Reforma Tributária – Creditamento – Bens e Serviços classificados como de “uso e consumo pessoal”.

A sistemática de créditos do IBS e da CBS foi concebida sob uma premissa conhecida: reduzir a cumulatividade, ampliar a neutralidade econômica e aproximar a tributação nacional de um modelo típico de imposto sobre valor agregado (IVA).

Na teoria, trata-se de uma mudança estrutural relevante. Na prática, contudo, o desenho normativo começa a revelar algumas preocupações – especialmente no que se refere às restrições envolvendo bens e serviços classificados como de “uso e consumo pessoal”.

Os regulamentos editados até o momento, especialmente a disciplina comum prevista nos arts. 62 a 64 do Decreto nº 12.955/2026, posteriormente reconhecida pela Portaria Conjunta MF/CGIBS nº 7/2026 como aplicável a ambos os tributos, já indicam, ao menos, duas frentes distintas de limitação ao creditamento: hipóteses objetivas, envolvendo determinados bens e serviços previamente classificados como de uso pessoal, independentemente da destinação concreta; e situações relacionadas ao fornecimento de bens, utilidades ou serviços a empregados, administradores, sócios ou dependentes, especialmente quando realizados de forma gratuita ou por valor inferior ao de mercado.

Embora ambas as hipóteses produzam, em regra, efeitos semelhantes – como vedação de crédito ou necessidade de estorno -, suas premissas jurídicas são distintas e demandam análises próprias.

O problema é que a aplicação prática dessas limitações dificilmente será automática.
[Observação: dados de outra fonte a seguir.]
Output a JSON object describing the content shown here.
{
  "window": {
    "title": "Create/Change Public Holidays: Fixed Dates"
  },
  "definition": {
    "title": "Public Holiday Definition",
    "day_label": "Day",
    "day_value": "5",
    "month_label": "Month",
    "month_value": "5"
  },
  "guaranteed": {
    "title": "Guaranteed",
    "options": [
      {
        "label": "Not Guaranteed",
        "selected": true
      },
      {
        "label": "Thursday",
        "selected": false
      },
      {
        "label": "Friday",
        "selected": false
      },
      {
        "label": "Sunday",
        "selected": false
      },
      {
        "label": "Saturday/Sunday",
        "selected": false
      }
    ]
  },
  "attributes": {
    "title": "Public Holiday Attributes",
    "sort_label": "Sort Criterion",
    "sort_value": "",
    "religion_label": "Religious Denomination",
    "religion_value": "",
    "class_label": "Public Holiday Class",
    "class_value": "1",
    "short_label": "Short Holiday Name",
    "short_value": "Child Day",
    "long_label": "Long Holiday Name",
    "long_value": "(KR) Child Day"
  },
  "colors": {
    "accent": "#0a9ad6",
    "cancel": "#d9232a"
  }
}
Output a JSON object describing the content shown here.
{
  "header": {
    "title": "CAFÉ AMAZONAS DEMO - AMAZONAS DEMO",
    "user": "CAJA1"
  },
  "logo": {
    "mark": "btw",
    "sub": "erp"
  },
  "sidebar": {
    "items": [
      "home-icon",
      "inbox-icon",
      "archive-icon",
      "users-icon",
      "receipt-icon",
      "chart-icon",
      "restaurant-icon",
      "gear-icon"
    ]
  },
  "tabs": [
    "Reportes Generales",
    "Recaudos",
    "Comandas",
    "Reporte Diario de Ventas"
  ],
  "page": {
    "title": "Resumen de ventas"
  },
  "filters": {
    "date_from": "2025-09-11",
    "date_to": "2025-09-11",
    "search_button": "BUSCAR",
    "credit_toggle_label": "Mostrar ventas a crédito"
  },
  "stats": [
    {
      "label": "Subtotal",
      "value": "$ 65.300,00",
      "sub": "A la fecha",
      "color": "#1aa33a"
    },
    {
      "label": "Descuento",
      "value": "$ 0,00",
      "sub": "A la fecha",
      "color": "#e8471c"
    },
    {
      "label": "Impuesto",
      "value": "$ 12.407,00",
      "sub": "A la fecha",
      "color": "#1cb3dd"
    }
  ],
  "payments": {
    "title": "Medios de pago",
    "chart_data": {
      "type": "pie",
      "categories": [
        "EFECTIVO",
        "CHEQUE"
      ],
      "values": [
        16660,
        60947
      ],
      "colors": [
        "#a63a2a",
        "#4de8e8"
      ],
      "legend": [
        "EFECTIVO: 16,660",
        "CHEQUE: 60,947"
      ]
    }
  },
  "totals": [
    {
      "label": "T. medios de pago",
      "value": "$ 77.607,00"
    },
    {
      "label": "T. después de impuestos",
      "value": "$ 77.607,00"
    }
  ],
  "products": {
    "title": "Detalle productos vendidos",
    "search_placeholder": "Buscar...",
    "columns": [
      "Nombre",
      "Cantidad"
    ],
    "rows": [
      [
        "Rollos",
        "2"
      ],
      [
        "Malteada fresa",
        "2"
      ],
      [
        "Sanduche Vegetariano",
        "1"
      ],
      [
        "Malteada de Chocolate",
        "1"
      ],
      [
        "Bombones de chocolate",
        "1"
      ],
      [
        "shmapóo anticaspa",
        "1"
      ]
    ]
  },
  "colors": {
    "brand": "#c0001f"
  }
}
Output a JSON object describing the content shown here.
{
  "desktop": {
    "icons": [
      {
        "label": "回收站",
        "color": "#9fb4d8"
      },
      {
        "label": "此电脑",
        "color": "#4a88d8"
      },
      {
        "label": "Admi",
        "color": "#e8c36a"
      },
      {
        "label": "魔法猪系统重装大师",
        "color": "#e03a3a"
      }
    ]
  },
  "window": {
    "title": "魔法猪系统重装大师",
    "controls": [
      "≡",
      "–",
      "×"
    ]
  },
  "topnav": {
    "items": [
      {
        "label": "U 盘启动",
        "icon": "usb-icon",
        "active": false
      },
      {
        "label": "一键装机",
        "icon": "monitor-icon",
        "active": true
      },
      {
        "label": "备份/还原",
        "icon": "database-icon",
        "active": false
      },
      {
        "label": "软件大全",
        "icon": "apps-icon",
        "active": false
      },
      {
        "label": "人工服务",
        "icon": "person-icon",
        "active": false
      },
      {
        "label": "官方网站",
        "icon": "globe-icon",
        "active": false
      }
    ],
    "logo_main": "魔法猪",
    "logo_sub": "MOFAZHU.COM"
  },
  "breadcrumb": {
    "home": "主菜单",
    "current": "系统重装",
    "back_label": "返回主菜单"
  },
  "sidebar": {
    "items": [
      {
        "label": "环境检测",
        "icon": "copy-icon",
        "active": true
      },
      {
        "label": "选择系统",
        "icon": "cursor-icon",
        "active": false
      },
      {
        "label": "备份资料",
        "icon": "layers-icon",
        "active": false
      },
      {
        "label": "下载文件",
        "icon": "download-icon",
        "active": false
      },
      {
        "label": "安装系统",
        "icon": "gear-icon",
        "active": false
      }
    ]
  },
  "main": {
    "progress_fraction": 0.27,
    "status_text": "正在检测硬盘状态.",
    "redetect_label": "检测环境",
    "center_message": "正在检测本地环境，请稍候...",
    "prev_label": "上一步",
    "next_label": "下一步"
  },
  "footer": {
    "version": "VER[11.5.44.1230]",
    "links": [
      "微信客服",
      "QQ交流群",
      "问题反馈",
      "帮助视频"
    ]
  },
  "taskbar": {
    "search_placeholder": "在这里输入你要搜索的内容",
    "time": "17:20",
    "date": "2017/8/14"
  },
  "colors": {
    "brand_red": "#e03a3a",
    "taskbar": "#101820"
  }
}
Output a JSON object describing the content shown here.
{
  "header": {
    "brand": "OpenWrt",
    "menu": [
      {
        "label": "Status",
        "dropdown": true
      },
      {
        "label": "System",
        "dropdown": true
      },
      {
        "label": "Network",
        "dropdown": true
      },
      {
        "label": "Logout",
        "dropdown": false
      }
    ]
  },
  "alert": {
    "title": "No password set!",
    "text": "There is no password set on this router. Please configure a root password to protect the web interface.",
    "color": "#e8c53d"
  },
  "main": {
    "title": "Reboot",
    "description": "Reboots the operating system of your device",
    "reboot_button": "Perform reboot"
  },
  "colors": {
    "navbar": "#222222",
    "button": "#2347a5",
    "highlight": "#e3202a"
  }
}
Em inúmeros casos, a caracterização do “uso pessoal” dependerá da efetiva forma de utilização do bem ou serviço dentro da dinâmica operacional da empresa, na medida em que determinados bens ou serviços podem apresentar utilização tanto de cunho profissional quanto pessoal, sem que exista, necessariamente, uma linha objetiva e facilmente identificável entre essas esferas. Em tais situações, a discussão tende a migrar para um campo probatório e operacional: políticas internas de utilização, controles de acesso, rastreabilidade, critérios de rateio, documentação de suporte e demonstração de essencialidade operacional poderão assumir papel central na sustentação – ou na glosa – dos créditos apropriados.

E é exatamente aí que começam as discussões, porque tais conceitos ainda permanecem abertos e a distinção entre consumo empresarial e consumo pessoal nem sempre decorre da natureza abstrata do bem, mas da sua destinação concreta, da dinâmica operacional e da forma efetiva de utilização dentro da atividade econômica, a exemplo da oferta dos planos corporativos de telefonia; veículos disponibilizados a empregados; benefícios da relação de trabalho; equipamentos de informática de uso híbrido; hospedagens de empregados; e outros.

A tendência é que boa parte das futuras controvérsias envolvendo créditos do IBS e da CBS ainda envolva prova operacional, critérios de rastreabilidade, políticas internas e coerência contábil.